As an interesting side note: ASCII is an ANSI standard (American National Standards Institute, hence the ANSI- prefix on its standards document). ANSI’s definition of “open” is about “do stakeholders have access to the consensus decisionmaking process that forms the standards?” and “are licensing fees and getting permission to use the standard at a reasonable and not overly burdensome level?” rather than “are there no licensing fees and permissions needed at all?” The latter corresponds to part of the 4 requrements for “freedom” according to the FSF, so it’s possible for something to be “open” according to ANSI but not “free” according to the FSF.
It would be interesting to go through and do a more rigorous look on whether ASCII’s legal/licensing criteria meets the Four Freedoms. I’m not a lawyer, but I’d be interested in what a lawyer would say.
“.txt” can also mean UTF, or Unicode Transformation Format; this is what your email asked about. The “A” in ASCII stands for “American,” and “American” in this case meant “monolingual,” meaning that if you wanted to type something outside ASCII’s 128-character, heavily-biased-towards-American-English set, you were flat out of luck. Unicode took the first 128 characters of ASCII, then… kept on going. Unicode is a more internationally-savvy superset of and successor to ASCII.

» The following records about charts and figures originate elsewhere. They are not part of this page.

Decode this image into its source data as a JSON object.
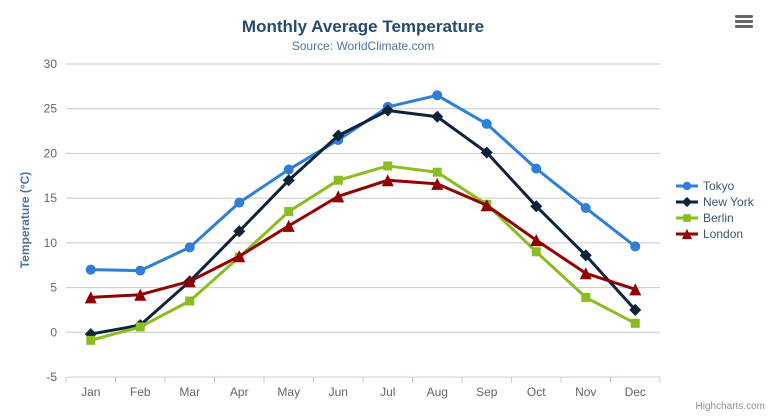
{
  "chart_data": {
    "type": "line",
    "title": "Monthly Average Temperature",
    "subtitle": "Source: WorldClimate.com",
    "xlabel": "",
    "ylabel": "Temperature (°C)",
    "ylim": [
      -5,
      30
    ],
    "ytick_step": 5,
    "grid": true,
    "legend_position": "right",
    "categories": [
      "Jan",
      "Feb",
      "Mar",
      "Apr",
      "May",
      "Jun",
      "Jul",
      "Aug",
      "Sep",
      "Oct",
      "Nov",
      "Dec"
    ],
    "series": [
      {
        "name": "Tokyo",
        "color": "#2f7ed8",
        "marker": "circle",
        "values": [
          7.0,
          6.9,
          9.5,
          14.5,
          18.2,
          21.5,
          25.2,
          26.5,
          23.3,
          18.3,
          13.9,
          9.6
        ]
      },
      {
        "name": "New York",
        "color": "#0d233a",
        "marker": "diamond",
        "values": [
          -0.2,
          0.8,
          5.7,
          11.3,
          17.0,
          22.0,
          24.8,
          24.1,
          20.1,
          14.1,
          8.6,
          2.5
        ]
      },
      {
        "name": "Berlin",
        "color": "#8bbc21",
        "marker": "square",
        "values": [
          -0.9,
          0.6,
          3.5,
          8.4,
          13.5,
          17.0,
          18.6,
          17.9,
          14.3,
          9.0,
          3.9,
          1.0
        ]
      },
      {
        "name": "London",
        "color": "#910000",
        "marker": "triangle",
        "values": [
          3.9,
          4.2,
          5.7,
          8.5,
          11.9,
          15.2,
          17.0,
          16.6,
          14.2,
          10.3,
          6.6,
          4.8
        ]
      }
    ]
  },
  "colors": {
    "background": "#ffffff",
    "title": "#274b6d",
    "subtitle": "#4d759e",
    "axis_title": "#4d759e",
    "axis_labels": "#666666",
    "legend_text": "#3e576f",
    "gridline": "#c8c8c8",
    "axis_line": "#c0d0e0",
    "credit": "#909090",
    "menu_icon": "#666666"
  },
  "credit": {
    "label": "Highcharts.com"
  }
}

UTF-8 and UTF-16 are two Unicode variants in common use. The numbers refer to the number of bits per character, which you can think of as “UTF-16 has more letters in its gigantic international meta-alphabet than UTF-8.” UTF standards are developed by the Unicode Consortium, which I keep mistakenly typing as the “Unicorn Consortium” (which would be kinda awesome).
Unicode’s copyright permissions language seem very, very similar to the 4 requirements of the FSF for freedom. Since ASCII is a subset of Unicode, this makes me even more comfortable saying that ASCII is also “open.” However, I am not a lawyer, nor am I using “open” in a legally rigorous sense here — remember, I am a non-legally-trained engineer going “yeah, I don’t see anything that contradicts the definitions made for Open and Free software, if we were to translate it to file-formats-land.”
CSV is a format that’s layered atop plaintext (ASCII, UTF, whatever). In other words, you use plaintext to write a CSV document. CSV itself is not formally specified, which means it’s a free-for-all, and… you can use it for whatever, because you’re pretty much making it up. It’s just that you’re just making it up in the same way lots of other people have made it up.
Then again, “official standards” are just a group of people who have made things up and have agreed to stamp the label of “official” on their work; it’s still a social construct that depends on how many other people agree with them. (I can make something an “official” standard according to Mel, but if nobody else agrees with me, my standard is useless.)
Anyway, I’m not sure if that qualifies CSV as “open,” but it’s certainly not “closed.” To me, CSV is just as open as whatever underlying plaintext (.txt) format it’s using. But again, I’m not a lawyer, don’t work for the FSF, etc. This is just one hacker’s opinion, and I’d love to hear what others think.